The mechanism of arthralgia in hand joints is unclear. Several possible hypotheses and explanations could be considered. First, pregnancy is associated with physiological changes, such as, soft tissue edema and joint laxity [1, 2, 10, 11], which may cause pain in pelvic and/or large limb joints and in small hand joints. Arthralgia in our cases usually developed during the third trimester, which is characterized by an increased plasma volume and a decreased serum osmotic pressure, which results in excess body fluid collection. Second, disturbances in hormonal balance may result in fluid retention during pregnancy, and this increased fluid may induce joint fluid collection and subsequently cause pain and stiffness [1, 10]. Changes in the levels of circulating cytokines, which has been reported to occur during and after pregnancy in patients with rheumatic disease [12], may contribute to arthralgia in healthy pregnant women. Third, metabolic balance derangement that occur during certain diseases may cause joint inflammation. These diseases include diabetes mellitus, hepatic diseases, hemochromatosis, and others [1315].

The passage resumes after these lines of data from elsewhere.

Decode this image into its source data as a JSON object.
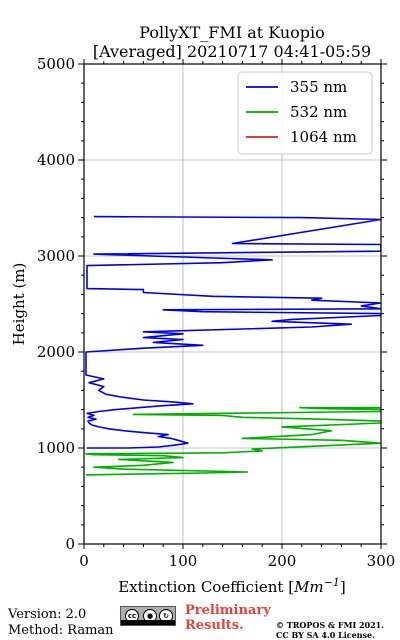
{
  "chart_data": {
    "type": "line",
    "title": "PollyXT_FMI at Kuopio",
    "subtitle": "[Averaged] 20210717 04:41-05:59",
    "xlabel_text": "Extinction Coefficient [",
    "xlabel_unit": "Mm",
    "xlabel_exp": "−1",
    "xlabel_close": "]",
    "ylabel": "Height (m)",
    "xlim": [
      0,
      300
    ],
    "ylim": [
      0,
      5000
    ],
    "xticks": [
      0,
      100,
      200,
      300
    ],
    "yticks": [
      0,
      1000,
      2000,
      3000,
      4000,
      5000
    ],
    "grid": true,
    "legend_position": "top-right",
    "series": [
      {
        "name": "355 nm",
        "color": "#0000ee",
        "points": [
          [
            3,
            1000
          ],
          [
            20,
            1000
          ],
          [
            45,
            1000
          ],
          [
            75,
            1010
          ],
          [
            92,
            1030
          ],
          [
            105,
            1050
          ],
          [
            95,
            1080
          ],
          [
            88,
            1100
          ],
          [
            75,
            1120
          ],
          [
            85,
            1140
          ],
          [
            60,
            1160
          ],
          [
            40,
            1180
          ],
          [
            25,
            1200
          ],
          [
            15,
            1220
          ],
          [
            8,
            1240
          ],
          [
            5,
            1260
          ],
          [
            4,
            1280
          ],
          [
            12,
            1300
          ],
          [
            4,
            1320
          ],
          [
            10,
            1340
          ],
          [
            3,
            1360
          ],
          [
            15,
            1380
          ],
          [
            32,
            1400
          ],
          [
            55,
            1420
          ],
          [
            78,
            1440
          ],
          [
            110,
            1460
          ],
          [
            90,
            1480
          ],
          [
            60,
            1500
          ],
          [
            38,
            1530
          ],
          [
            22,
            1560
          ],
          [
            15,
            1600
          ],
          [
            20,
            1640
          ],
          [
            5,
            1680
          ],
          [
            20,
            1720
          ],
          [
            2,
            1760
          ],
          [
            2,
            2000
          ],
          [
            60,
            2040
          ],
          [
            120,
            2070
          ],
          [
            70,
            2100
          ],
          [
            100,
            2130
          ],
          [
            60,
            2150
          ],
          [
            80,
            2170
          ],
          [
            100,
            2190
          ],
          [
            60,
            2210
          ],
          [
            160,
            2240
          ],
          [
            230,
            2260
          ],
          [
            270,
            2290
          ],
          [
            190,
            2320
          ],
          [
            210,
            2340
          ],
          [
            300,
            2380
          ],
          [
            300,
            2400
          ],
          [
            120,
            2420
          ],
          [
            80,
            2440
          ],
          [
            300,
            2450
          ],
          [
            280,
            2480
          ],
          [
            300,
            2510
          ],
          [
            230,
            2540
          ],
          [
            240,
            2560
          ],
          [
            130,
            2580
          ],
          [
            60,
            2620
          ],
          [
            60,
            2650
          ],
          [
            3,
            2660
          ],
          [
            3,
            2900
          ],
          [
            140,
            2930
          ],
          [
            190,
            2960
          ],
          [
            100,
            2990
          ],
          [
            10,
            3020
          ],
          [
            300,
            3050
          ],
          [
            300,
            3120
          ],
          [
            150,
            3130
          ],
          [
            300,
            3380
          ],
          [
            220,
            3400
          ],
          [
            10,
            3410
          ]
        ]
      },
      {
        "name": "532 nm",
        "color": "#00b000",
        "points": [
          [
            2,
            720
          ],
          [
            120,
            740
          ],
          [
            165,
            750
          ],
          [
            40,
            780
          ],
          [
            10,
            800
          ],
          [
            60,
            820
          ],
          [
            90,
            850
          ],
          [
            35,
            880
          ],
          [
            100,
            900
          ],
          [
            80,
            920
          ],
          [
            10,
            930
          ],
          [
            2,
            940
          ],
          [
            140,
            950
          ],
          [
            180,
            970
          ],
          [
            170,
            990
          ],
          [
            300,
            1050
          ],
          [
            260,
            1080
          ],
          [
            160,
            1100
          ],
          [
            230,
            1140
          ],
          [
            250,
            1180
          ],
          [
            200,
            1220
          ],
          [
            300,
            1260
          ],
          [
            300,
            1280
          ],
          [
            240,
            1300
          ],
          [
            160,
            1320
          ],
          [
            140,
            1340
          ],
          [
            50,
            1350
          ],
          [
            300,
            1380
          ],
          [
            300,
            1400
          ],
          [
            240,
            1410
          ],
          [
            218,
            1420
          ],
          [
            300,
            1420
          ]
        ]
      },
      {
        "name": "1064 nm",
        "color": "#e02020",
        "points": []
      }
    ]
  },
  "footer": {
    "version": "Version: 2.0",
    "method": "Method: Raman",
    "cc_icon": "creative-commons-by-sa-badge",
    "cc_text": "cc",
    "preliminary_line1": "Preliminary",
    "preliminary_line2": "Results.",
    "copyright_line1": "© TROPOS & FMI 2021.",
    "copyright_line2": "CC BY SA 4.0 License."
  }
}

It should be noted that our results may not represent the characteristics of community-based healthy pregnant women, because our hospital is a tertiary center.

In conclusion, the frequencies of arthralgia and arthritis were 16.7, and 9.6%, respectively, in our healthy pregnant female cohort. The proximal interphalangeal hand joint was most commonly involved. In most cases, arthralgia and arthritis subsided spontaneously. Spondyloarthropathy developed in one subject (0.6%). Further study is required to identify those factors that predict arthritis during pregnancy and to elucidate its pathophysiology.